Regarding Right of First Refusal, which would have allowed utilities to conduct transmission line construction projects without competitive bidding, Argenbright said, “a competitive bidding model is gonna get you closer to an environment where you’re gonna control costs—so we do not recommend the Right of First Refusal.”

OG&E and PSO supported ROFR and PBR considerations in the legislature and before the commission.

“We disagree with staff recommendations,” stated Kimber Shoop, director of regulatory affairs at OG&E.  “We think it’s a good plan. It certainly works for gas utilities and what’s good for them should be good for us.”

He disagreed with the PUD’s conclusion that Performance Based Ratemaking would not be good for customers.

“The PBR we have been proposing both here and at the legislature would require us to return or refund any excess earnings that we receive in a given year and an annual process allows us to do that.”

But Thomas Schroedter, director of the Oklahoma Industrial Energy Consumers supported the PUD recommendations.

“They concluded PBRs are not good for customers—the bottom line is those methods of ratemaking are not good for customers. They simply don’t protect customers like the traditional process does.”

He felt the same regarding PUD’s stance against adoption of ROFRs.

“Competition–competition is going to bring the lowest reaonable costs and I think competition has been around and it’s here to stay,” added Schroedter.

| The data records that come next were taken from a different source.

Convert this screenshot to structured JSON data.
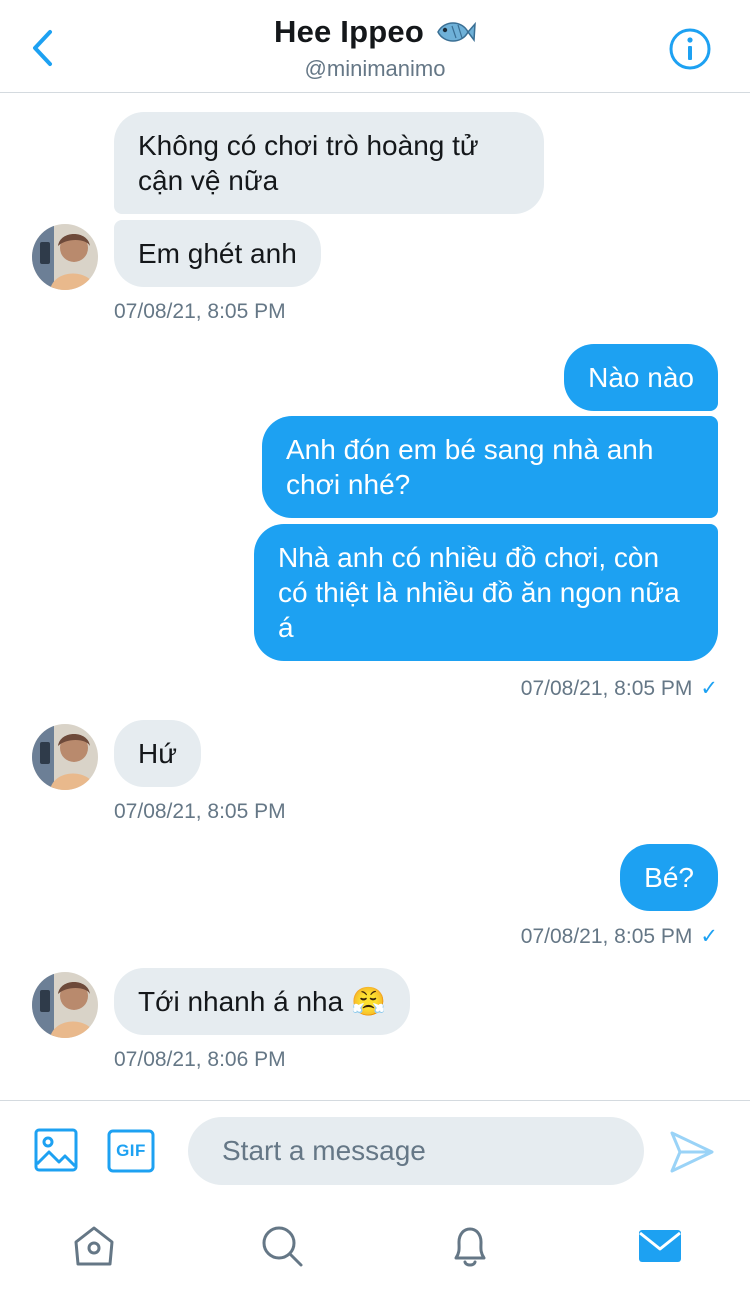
{
  "header": {
    "title": "Hee Ippeo",
    "handle": "@minimanimo"
  },
  "messages": {
    "in1_text": "Không có chơi trò hoàng tử cận vệ nữa",
    "in2_text": "Em ghét anh",
    "in2_time": "07/08/21, 8:05 PM",
    "out1_text": "Nào nào",
    "out2_text": "Anh đón em bé sang nhà anh chơi nhé?",
    "out3_text": "Nhà anh có nhiều đồ chơi, còn có thiệt là nhiều đồ ăn ngon nữa á",
    "out3_time": "07/08/21, 8:05 PM",
    "in3_text": "Hứ",
    "in3_time": "07/08/21, 8:05 PM",
    "out4_text": "Bé?",
    "out4_time": "07/08/21, 8:05 PM",
    "in4_text": "Tới nhanh á nha 😤",
    "in4_time": "07/08/21, 8:06 PM",
    "check": "✓"
  },
  "composer": {
    "placeholder": "Start a message",
    "gif_label": "GIF"
  },
  "tabs": [
    "home-icon",
    "search-icon",
    "notifications-icon",
    "messages-icon"
  ],
  "colors": {
    "accent": "#1da1f2",
    "bubble_in": "#e6ecf0",
    "muted": "#657786"
  }
}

Commissioner Kim David disagreed with the PUD report, noting she had been the only commissioner to publicly support the Right of First Refusal measure in the legislature.

The ROFR bill died in the legislature despite winning approval in one of the houses. A similar attempt made in the 2023 regular session did not advance as well, despite have strong support from the two major utilities in the state.

Commissioners could not technically close the Notice of Inquiry and gave respondents two weeks to file any written response before taking a vote on a formal order.